The “awakening march” conducted by Knesset members from the Joint List headed by Ayman Odeh from the unrecognized villages in the Negev to the President’s Residence in Jerusalem must not end in a still, small voice. The dozens of unrecognized villages that are home to some 60,000 Bedouin are a Mark of Cain on a state that prides itself on its democratic nature and equal rights for all citizens.

Since its establishment, Israel has forged an alliance with the Bedouin community, whose young men serve in the Israel Defense Forces and die in the defense of their state. But even were it not for their military service, the Bedouin deserve to enjoy the rights conferred by citizenship, including the right to water, education, health care and housing. Most of these rights are withheld from the inhabitants of the scattered Bedouin habitation clusters, on the grounds that they are illegally squatting on state land and cannot have basic services until their habitation status is sorted out.

On the face of it, the state is right in demanding the regularization of the Bedouin settlement, so that they can benefit from regular community services. The state claims it is difficult to reach agreements with the scattered Bedouin, due to disputes within the community over property ownership, their rejection of proposals for compensation and their desire to maintain their traditional way of life, which is very different from an urban lifestyle. But all this cannot excuse the neglect of the citizens living in unrecognized communities and the racist paternalism toward them.

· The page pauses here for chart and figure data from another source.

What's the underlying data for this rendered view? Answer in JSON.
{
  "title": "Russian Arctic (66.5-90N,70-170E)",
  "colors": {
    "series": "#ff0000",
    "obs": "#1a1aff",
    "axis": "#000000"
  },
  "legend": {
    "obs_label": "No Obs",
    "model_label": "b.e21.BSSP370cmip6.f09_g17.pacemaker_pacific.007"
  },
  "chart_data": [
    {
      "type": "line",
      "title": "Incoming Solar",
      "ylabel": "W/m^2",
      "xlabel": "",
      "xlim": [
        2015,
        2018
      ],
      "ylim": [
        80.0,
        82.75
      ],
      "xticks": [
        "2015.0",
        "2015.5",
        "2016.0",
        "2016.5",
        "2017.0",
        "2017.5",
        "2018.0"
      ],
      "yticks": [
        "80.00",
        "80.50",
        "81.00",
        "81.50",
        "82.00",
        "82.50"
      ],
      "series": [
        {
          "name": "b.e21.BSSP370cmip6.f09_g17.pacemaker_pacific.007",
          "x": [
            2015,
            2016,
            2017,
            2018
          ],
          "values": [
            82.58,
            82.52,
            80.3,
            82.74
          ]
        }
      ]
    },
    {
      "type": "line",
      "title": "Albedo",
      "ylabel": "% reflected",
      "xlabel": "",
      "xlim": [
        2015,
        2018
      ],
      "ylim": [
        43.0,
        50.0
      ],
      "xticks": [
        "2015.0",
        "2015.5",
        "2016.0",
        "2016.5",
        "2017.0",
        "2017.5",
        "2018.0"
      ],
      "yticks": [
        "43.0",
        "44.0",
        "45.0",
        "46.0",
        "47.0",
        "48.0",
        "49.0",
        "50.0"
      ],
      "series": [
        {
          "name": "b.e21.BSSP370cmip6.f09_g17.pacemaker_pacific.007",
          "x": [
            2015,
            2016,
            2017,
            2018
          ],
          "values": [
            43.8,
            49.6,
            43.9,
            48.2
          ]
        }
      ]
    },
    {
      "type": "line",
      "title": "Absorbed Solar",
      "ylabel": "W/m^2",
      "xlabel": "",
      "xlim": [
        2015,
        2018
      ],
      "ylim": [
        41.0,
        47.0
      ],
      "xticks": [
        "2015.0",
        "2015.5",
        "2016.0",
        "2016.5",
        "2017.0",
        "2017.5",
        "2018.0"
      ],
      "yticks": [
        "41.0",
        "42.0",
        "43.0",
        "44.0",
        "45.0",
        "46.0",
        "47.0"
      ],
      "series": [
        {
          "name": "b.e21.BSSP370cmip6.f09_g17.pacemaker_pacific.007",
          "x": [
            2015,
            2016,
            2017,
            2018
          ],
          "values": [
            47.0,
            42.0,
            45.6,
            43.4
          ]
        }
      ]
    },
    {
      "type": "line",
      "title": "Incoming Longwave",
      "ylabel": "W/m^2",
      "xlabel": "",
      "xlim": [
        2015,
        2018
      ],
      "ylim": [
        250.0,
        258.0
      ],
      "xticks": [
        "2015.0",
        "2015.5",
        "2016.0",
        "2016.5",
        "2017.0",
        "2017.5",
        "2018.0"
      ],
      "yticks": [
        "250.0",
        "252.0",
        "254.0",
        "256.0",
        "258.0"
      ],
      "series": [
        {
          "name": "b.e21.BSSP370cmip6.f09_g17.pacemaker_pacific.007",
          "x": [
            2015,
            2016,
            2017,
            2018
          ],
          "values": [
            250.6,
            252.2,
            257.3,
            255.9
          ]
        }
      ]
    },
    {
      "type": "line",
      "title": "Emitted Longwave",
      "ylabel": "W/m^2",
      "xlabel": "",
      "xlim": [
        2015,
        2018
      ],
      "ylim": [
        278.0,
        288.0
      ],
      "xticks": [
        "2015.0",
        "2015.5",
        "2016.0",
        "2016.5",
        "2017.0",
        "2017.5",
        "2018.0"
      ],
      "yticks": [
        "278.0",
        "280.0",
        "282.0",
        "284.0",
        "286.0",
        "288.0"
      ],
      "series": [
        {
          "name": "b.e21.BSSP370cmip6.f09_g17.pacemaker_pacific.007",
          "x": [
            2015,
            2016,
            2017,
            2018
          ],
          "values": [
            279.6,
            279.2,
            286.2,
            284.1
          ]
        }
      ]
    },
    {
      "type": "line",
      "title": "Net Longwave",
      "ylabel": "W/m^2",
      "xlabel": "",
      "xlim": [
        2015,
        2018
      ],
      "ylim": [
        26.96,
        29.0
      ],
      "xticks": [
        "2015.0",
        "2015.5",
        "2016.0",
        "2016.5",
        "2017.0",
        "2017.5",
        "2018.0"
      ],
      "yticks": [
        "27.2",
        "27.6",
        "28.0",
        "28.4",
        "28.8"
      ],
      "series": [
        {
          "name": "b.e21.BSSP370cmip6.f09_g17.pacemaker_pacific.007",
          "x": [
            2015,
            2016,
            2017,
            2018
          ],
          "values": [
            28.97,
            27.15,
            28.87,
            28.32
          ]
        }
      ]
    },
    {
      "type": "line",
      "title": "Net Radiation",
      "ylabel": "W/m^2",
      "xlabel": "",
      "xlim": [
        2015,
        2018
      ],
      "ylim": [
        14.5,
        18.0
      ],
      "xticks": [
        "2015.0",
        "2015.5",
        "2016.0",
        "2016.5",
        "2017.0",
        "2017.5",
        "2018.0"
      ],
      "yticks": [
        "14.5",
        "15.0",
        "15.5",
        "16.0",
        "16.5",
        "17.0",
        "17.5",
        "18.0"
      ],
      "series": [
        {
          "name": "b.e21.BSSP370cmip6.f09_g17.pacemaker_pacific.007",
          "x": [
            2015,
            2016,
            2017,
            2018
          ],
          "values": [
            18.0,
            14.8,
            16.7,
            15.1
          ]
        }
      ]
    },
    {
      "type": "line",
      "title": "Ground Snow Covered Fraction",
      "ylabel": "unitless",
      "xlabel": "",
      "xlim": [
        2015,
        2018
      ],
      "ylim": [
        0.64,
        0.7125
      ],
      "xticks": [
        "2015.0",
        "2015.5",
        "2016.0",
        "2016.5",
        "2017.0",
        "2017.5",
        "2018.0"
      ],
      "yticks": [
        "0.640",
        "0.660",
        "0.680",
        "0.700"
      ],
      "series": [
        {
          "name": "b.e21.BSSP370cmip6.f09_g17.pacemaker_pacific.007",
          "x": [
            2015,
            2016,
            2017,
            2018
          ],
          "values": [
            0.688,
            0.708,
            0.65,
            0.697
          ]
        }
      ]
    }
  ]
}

Many state-appointed panels have deliberated at length, in an effort to solve the problem. The latest proposal was drafted by Ehud Prawer, amended slightly by a team headed by Benny Begin and approved by the Knesset in a first reading in 2013. This bill met with overwhelming resistance from the Bedouin as well as civil rights organizations, mainly because it does not recognize Bedouin land ownership and rests entirely on the principle of going “beyond the letter of the law.” In addition, the practical implication of the bill is the forced displacement of tens of thousands of Bedouin, without fair compensation.

These proposals are influenced by unacceptable, ultranationalist political thinking, which views the Bedouin as invaders seeking to seize control of the Negev and holds that the state must fence off their living space, by force if necessary. The government must reexamine the Bill on the Arrangement of Bedouin Settlement in the Negev, taking into consideration the historical rights of this population. It must recognize these rights, consider the proposals of the Joint List and above all, replace the attitude viewing the Bedouin as a hostile population with one that welcomes them into Israeli society.